So a bunch of people with names we can’t pronounce hear about the peace treaty between the Jews and Gibeon and say, Screw those guys, let’s attack Gibeon.
And they do. And Gibeon calls on Josh to come help them out. And he does.
And God promises to kill all of the Canaanites attacking Gibeon, and Josh and the Israelites do. So much so that Josh asks God to make the sun and the moon stop rotating the Earth.
We can ignore the pre-Copernican model of astronomy Josh was using, and focus on the immediate effects of the Earth stopping its spin. Take it away, NASA:
If the Earth stopped spinning suddenly, the atmosphere would still be in motion with the Earth’s original 1100 mile per hour rotation speed at the equator. All of the land masses would be scoured clean of anything not attached to bedrock. This means rocks, topsoil, trees, buildings, your pet dog, and so on, would be swept away into the atmosphere.
Anyway, no, contrary to the sermon anecdote I heard a hundred times growing up, NASA did not discover a missing day in the Earth’s rotations and someone with a bible pointed out this passage to them. Didn’t happen, guys. Let’s move on.
But assuming it is true, think about it. God literally stops the planet and keeps everyone from flying off into the atmosphere, just so Josh can keep killing people.
So the five kings that attacked Gibeon hide in a cave, Josh orders the army to cover it with a boulder and keep pursuing the enemy, and they did until the few survivors entered fortified cities, then the army called it a day and came back. Josh humiliates the five kings, then kills them and hangs up their bodies on trees until evening.
Then Josh captures the city of Makkedah and kills every man, woman, and child remaining in it.
Then Josh captures the city of Libnah and kills every man, woman, and child remaining in it.
The Josh captures the city of Lachish and kills every man, woman, and child remaining in it.
Sensing a pattern here…
Then Josh killed all the men of Gezer who came to try and rescue Lachish.
The Josh captures the city of Eglon and kills every man, woman, and child remaining in it.
The Josh captures the city of Debir and kills every man, woman, and child remaining in it.
The Josh scoured the land looking for humans to kill and he killed every one he found.
And when he was satisfied that there was no one left to kill, the army returned to Gilgal.

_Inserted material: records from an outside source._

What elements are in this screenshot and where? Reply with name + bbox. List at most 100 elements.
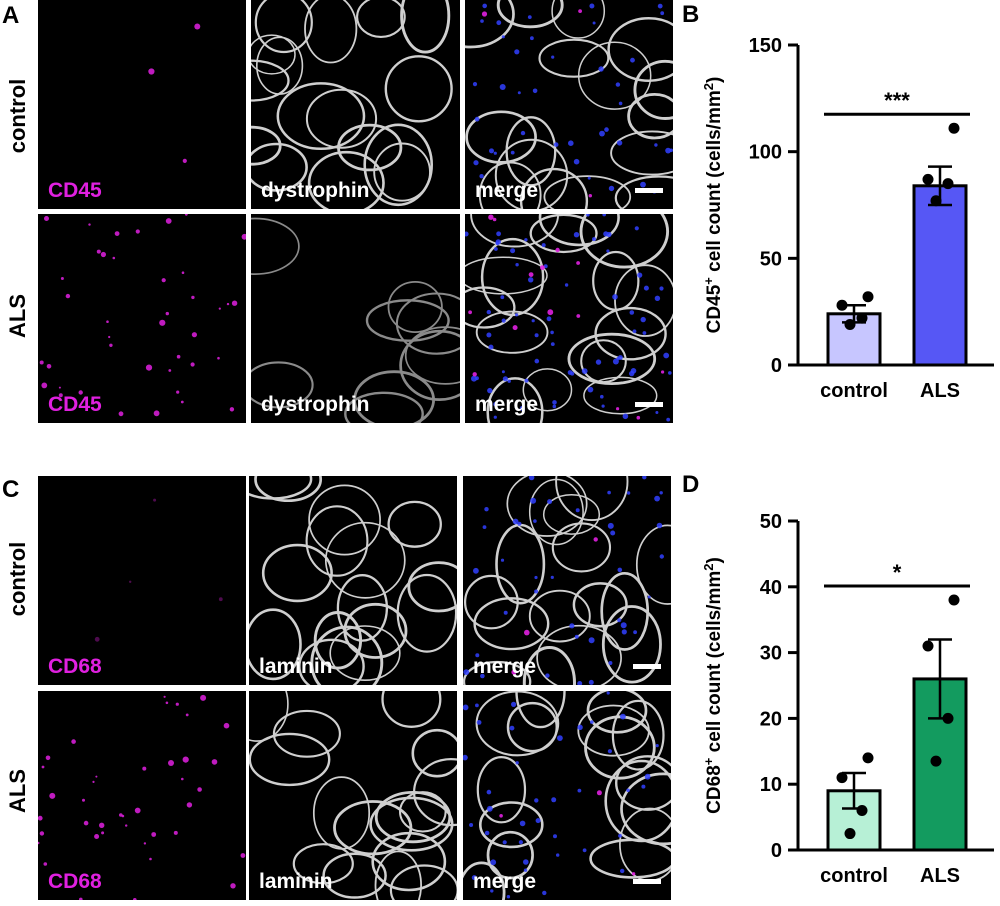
nucleus-dot [655, 411, 659, 414]
nucleus-dot [552, 404, 557, 409]
marker-dot [45, 755, 51, 761]
marker-dot [83, 820, 89, 826]
image-a-control-merge: merge [465, 0, 673, 209]
marker-dot [153, 410, 160, 417]
nucleus-dot [607, 522, 614, 529]
nucleus-dot [601, 404, 605, 408]
nucleus-dot [545, 673, 550, 678]
nucleus-dot [463, 669, 470, 675]
nucleus-dot [608, 185, 615, 192]
row-label-c-control: control [5, 541, 30, 617]
nucleus-dot [663, 352, 670, 359]
fiber-outline [411, 728, 457, 778]
nucleus-dot [581, 368, 588, 374]
fiber-outline [261, 543, 333, 603]
image-c-control-laminin: laminin [249, 476, 457, 685]
nucleus-dot [534, 358, 540, 364]
marker-dot [165, 218, 172, 224]
nucleus-dot [621, 629, 627, 635]
fiber-outline [254, 0, 313, 54]
nucleus-dot [573, 232, 580, 238]
fiber-outline [584, 715, 656, 780]
nucleus-dot [553, 834, 557, 839]
nucleus-dot [465, 231, 469, 237]
marker-dot [129, 580, 132, 583]
fiber-outline [614, 175, 673, 209]
nucleus-dot [577, 724, 583, 730]
data-point [844, 318, 856, 330]
nucleus-dot [489, 148, 494, 154]
fiber-outline [610, 130, 673, 176]
nucleus-dot [523, 868, 528, 872]
nucleus-dot [655, 744, 659, 748]
fiber-outline [292, 843, 354, 885]
nucleus-dot [530, 497, 537, 504]
nucleus-dot [615, 82, 621, 87]
marker-dot [181, 271, 185, 274]
y-tick-label: 150 [749, 35, 782, 57]
fiber-outline [384, 55, 453, 123]
marker-dot [186, 802, 193, 808]
marker-dot [168, 760, 174, 766]
nucleus-dot [534, 798, 539, 803]
marker-dot [43, 862, 48, 866]
nucleus-dot [507, 379, 511, 383]
channel-label: CD45 [48, 393, 102, 416]
nucleus-dot [501, 370, 505, 374]
nucleus-dot [493, 401, 498, 407]
fiber-outline [478, 801, 544, 849]
fiber-outline [589, 838, 671, 879]
marker-dot [65, 293, 71, 299]
marker-dot [175, 702, 179, 706]
marker-dot [197, 787, 202, 792]
nucleus-dot [577, 681, 583, 685]
marker-dot [218, 597, 223, 602]
image-c-als-cd68: CD68 [38, 691, 246, 900]
marker-dot [135, 229, 140, 234]
marker-dot [159, 319, 166, 326]
fiber-outline [572, 582, 628, 628]
nucleus-dot [643, 285, 649, 291]
panel-letter: D [682, 471, 699, 498]
fiber-outline [249, 691, 289, 742]
nucleus-dot [659, 491, 663, 495]
nucleus-dot [590, 720, 594, 724]
marker-dot [499, 814, 503, 818]
marker-dot [60, 277, 64, 280]
nucleus-dot [520, 130, 526, 136]
fiber-outline [614, 264, 673, 337]
marker-dot [191, 332, 197, 338]
nucleus-dot [524, 378, 529, 383]
marker-dot [555, 247, 560, 253]
nucleus-dot [629, 310, 635, 315]
marker-dot [226, 302, 230, 306]
marker-dot [588, 194, 592, 198]
marker-dot [661, 370, 665, 374]
image-a-als-dystrophin: dystrophin [251, 214, 460, 423]
nucleus-dot [519, 405, 525, 411]
fiber-outline [567, 332, 657, 385]
image-c-als-laminin: laminin [249, 691, 457, 900]
marker-dot [96, 249, 101, 254]
nucleus-dot [501, 318, 506, 323]
image-a-control-dystrophin: dystrophin [251, 0, 460, 209]
fiber-outline [337, 123, 403, 172]
marker-dot [125, 824, 128, 827]
marker-dot [492, 217, 497, 222]
fiber-outline [363, 123, 433, 207]
nucleus-dot [476, 720, 482, 725]
fiber-outline [583, 376, 658, 415]
y-tick-label: 50 [760, 511, 782, 533]
channel-label: dystrophin [261, 393, 370, 416]
chart-d: D 0 10 20 30 40 50 control ALS * CD68+ cell count … [680, 470, 1000, 901]
marker-dot [95, 775, 98, 778]
nucleus-dot [488, 344, 494, 350]
fiber-outline [496, 0, 564, 29]
marker-dot [151, 832, 157, 837]
nucleus-dot [618, 833, 622, 838]
nucleus-dot [633, 630, 637, 635]
marker-dot [38, 841, 40, 845]
nucleus-dot [587, 176, 591, 180]
nucleus-dot [641, 784, 646, 789]
data-point [942, 178, 954, 190]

Surprise! Josh genocides some more towns and takes all their stuff.
You thought there would be something different in this chapter, but nope. More of the killin’.
With all of the dead bodies they had to touch to burn or bury, I’m pretty sure these guys were ceremonially unclean for like… ever…
And here’s a list of the names of the kings that Josh killed. He killed 31 kings. You see, it did all start with killing animals. Then people. It’s like a Bronze Age Dexter.
Now when Josh was getting old, God came to him and said, “You’re getting old. And there are still lots of people that need killin’. Why don’t you split up the land between the tribes now and they can keep killing for their land after you’re dead?”
So Josh splits up the land. It’s not really important. Just list of city names. If you have a good bible, you can usually find a map in the back that shows you how it all worked out. Do you see how much time I’m saving you?